Foi aí, talvez, que começaram a esganar a galinha dos ovos de ouro, pra ver o
que mais saía de dentro dela. Ainda nos anos 90, as escolas passaram a obrigar todos
os compositores a assinar um documento abrindo mão de uma parte substancial de
seus direitos autorais. Quem não assina o papel pode desistir, nem entra na disputa do
samba. Já foi um susto danado na galinha, coitada. Depois vieram os carnavalescos,
cada vez mais centralizadores e importantes na dinâmica da criação dos desfiles, em
geral interferindo nos sambas, detalhando suas sinopses e exigindo que a partir delas
as letras dos sambas contivessem certas expressões, às vezes até numa ordem
determinada, correspondente à sucessão de alegorias elaboradas para a avenida.
Sambas “brifados”, menos liberdade para os compositores. A galinha foi ficando mais
desesperada.
Como se não bastasse, as alas de compositores passaram a ser desvalorizadas
como um todo. Antigamente, para serem admitidos na escola, os sambistas faziam
testes, tinham seu talento posto à prova. Mas aí começaram a ver depois que tinha
gente de fora entrando no ônibus e sentando logo na janela. A política interna das
escolas, com vários interesses em jogo, passou a nortear a escolha dos sambas, quase
sempre colocando para escanteio a prata da casa, ou favorecendo determinados
grupos em detrimento dos demais. Pra não falar dos atuais “sambas de escritório”, em
que parcerias consagradas emplacam sambas em diversas escolas ao mesmo tempo. A
prática, ao pé da letra, é proibida. Não é permitido a um mesmo compositor concorrer
em mais de uma escola por ano. Mas o pessoal dá um jeitinho, colocando uns laranjas
aqui e ali. Todo mundo sabe, mas o santo do pessoal do escritório é forte. Assim a
galinha não aguenta!
De qualquer jeito, há gente por aí buscando alguma luz no fim do túnel. No
início desta década, os andamentos vertiginosos das baterias começaram a retroceder
discretamente. Primeiro, nas gravações do disco. Depois, nos desfiles. Os andamentos
puderam hoje se aproximar novamente da rítmica do samba “de verdade”, com sua
cadência natural e toda sua complexidade.
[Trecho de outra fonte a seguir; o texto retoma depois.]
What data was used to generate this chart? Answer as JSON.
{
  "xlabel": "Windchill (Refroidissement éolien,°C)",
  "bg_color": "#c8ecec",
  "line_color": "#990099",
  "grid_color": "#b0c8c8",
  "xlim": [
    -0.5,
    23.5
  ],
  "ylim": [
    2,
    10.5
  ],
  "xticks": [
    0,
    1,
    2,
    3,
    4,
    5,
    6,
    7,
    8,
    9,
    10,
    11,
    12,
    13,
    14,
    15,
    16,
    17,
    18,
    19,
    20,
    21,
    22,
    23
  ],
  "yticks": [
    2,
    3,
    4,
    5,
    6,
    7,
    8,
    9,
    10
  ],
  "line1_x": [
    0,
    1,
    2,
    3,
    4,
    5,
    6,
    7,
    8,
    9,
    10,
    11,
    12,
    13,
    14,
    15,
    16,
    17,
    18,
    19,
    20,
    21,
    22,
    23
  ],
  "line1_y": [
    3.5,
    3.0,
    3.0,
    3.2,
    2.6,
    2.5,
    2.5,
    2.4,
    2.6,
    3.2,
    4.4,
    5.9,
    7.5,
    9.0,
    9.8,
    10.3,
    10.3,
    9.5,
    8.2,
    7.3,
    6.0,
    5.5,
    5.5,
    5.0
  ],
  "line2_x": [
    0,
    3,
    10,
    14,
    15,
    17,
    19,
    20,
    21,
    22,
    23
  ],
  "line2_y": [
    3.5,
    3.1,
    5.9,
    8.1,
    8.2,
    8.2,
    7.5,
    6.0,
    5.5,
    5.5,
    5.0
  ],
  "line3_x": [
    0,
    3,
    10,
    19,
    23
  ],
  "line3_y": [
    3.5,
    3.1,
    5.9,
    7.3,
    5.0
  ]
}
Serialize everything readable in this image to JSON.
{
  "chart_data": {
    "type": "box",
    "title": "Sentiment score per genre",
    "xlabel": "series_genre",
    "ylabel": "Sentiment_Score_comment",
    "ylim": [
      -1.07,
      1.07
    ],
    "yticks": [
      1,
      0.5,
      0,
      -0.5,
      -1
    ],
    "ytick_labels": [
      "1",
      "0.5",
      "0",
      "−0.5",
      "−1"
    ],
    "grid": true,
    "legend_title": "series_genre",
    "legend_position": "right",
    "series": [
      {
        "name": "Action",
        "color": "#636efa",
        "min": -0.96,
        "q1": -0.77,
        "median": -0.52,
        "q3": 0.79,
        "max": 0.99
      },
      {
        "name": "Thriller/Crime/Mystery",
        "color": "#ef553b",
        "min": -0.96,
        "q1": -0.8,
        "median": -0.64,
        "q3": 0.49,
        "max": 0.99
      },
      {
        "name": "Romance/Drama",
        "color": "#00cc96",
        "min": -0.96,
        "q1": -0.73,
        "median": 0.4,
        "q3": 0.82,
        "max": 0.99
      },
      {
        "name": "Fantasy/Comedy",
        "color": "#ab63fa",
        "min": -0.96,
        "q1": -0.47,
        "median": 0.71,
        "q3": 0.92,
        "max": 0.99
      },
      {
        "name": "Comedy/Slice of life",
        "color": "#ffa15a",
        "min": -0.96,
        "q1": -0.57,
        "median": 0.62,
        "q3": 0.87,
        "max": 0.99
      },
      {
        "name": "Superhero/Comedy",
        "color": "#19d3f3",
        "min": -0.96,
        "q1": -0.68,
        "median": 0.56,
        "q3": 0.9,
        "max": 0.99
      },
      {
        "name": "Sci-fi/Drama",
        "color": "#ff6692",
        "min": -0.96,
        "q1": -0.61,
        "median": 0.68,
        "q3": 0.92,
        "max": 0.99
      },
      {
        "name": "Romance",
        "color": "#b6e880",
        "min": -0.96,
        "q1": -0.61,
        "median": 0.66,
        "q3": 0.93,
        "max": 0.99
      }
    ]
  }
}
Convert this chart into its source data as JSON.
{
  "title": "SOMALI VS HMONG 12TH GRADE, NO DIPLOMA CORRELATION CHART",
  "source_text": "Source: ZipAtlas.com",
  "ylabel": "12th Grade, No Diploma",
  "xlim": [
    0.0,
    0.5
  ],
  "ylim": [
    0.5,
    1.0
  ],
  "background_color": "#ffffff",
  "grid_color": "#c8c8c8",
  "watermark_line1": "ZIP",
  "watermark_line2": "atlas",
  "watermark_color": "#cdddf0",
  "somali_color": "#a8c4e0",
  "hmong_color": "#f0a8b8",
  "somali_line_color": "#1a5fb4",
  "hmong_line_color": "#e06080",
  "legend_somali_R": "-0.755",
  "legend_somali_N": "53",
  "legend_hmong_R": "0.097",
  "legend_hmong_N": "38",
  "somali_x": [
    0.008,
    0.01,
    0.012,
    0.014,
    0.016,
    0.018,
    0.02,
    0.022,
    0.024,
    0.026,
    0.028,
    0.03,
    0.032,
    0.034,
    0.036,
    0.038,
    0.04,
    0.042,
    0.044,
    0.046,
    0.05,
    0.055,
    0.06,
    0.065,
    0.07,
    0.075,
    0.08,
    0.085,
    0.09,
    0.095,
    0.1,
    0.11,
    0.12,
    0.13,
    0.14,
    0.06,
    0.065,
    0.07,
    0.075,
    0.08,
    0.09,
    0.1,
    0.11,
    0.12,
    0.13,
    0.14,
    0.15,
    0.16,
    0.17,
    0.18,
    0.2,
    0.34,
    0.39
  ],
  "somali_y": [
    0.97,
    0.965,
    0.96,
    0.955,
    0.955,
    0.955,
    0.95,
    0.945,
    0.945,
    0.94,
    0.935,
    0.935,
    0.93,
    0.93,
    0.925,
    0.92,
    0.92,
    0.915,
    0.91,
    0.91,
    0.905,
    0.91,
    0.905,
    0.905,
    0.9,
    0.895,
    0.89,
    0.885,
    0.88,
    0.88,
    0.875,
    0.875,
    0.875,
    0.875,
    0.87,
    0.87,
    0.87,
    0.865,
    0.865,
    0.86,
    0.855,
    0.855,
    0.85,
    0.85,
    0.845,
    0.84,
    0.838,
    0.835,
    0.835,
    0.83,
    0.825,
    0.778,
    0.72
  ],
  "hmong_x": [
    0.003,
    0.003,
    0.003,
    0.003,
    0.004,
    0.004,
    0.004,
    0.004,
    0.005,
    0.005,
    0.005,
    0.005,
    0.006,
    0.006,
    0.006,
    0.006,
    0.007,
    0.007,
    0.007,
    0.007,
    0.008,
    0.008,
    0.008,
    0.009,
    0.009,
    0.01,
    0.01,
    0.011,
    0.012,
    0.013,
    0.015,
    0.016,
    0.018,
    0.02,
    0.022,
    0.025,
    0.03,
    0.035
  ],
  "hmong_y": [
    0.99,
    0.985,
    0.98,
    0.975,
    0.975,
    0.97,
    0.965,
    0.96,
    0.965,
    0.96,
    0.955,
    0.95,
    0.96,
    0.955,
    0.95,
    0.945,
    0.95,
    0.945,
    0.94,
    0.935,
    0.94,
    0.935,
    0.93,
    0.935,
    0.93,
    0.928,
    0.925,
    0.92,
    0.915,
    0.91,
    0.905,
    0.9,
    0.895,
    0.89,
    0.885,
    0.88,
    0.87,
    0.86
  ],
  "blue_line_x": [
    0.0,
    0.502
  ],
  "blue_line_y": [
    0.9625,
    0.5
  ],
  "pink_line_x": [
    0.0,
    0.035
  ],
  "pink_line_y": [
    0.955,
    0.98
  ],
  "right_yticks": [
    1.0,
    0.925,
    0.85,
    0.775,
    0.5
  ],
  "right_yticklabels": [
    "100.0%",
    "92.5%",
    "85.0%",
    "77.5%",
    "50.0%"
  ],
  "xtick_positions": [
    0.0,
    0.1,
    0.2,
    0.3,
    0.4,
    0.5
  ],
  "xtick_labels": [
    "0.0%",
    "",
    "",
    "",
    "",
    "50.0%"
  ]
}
Esse novo cenário já prepara terreno,
esperamos, para um reflorescimento criativo do samba-enredo. Outra iniciativa
alentadora, por parte de algumas escolas, tem sido a de encorajar sambistas “de meio
de ano” a participarem da disputa do Carnaval. Estes sambistas, em geral, são
compositores profissionais respeitados, que, justamente por não estarem habituados a
compor dentro do estilo, trazem novas ideias, tendem a sair do lugar-comum e
conseguem inclusive servir de estímulo a alguns dos compositores veteranos das
escolas por onde passam.
Vamos ver no que dá. As principais instâncias de poder nas escolas são
representadas por gente muito conservadora, mas, ao mesmo tempo, muito
pragmática. Se esse pessoal acordar para a questão, a fila vai andar. Os compositores
voltarão a ser prestigiados e a liberdade de criação vai se impor naturalmente. Aposto.
Sou um otimista incurável, afinal, e não desisto nunca.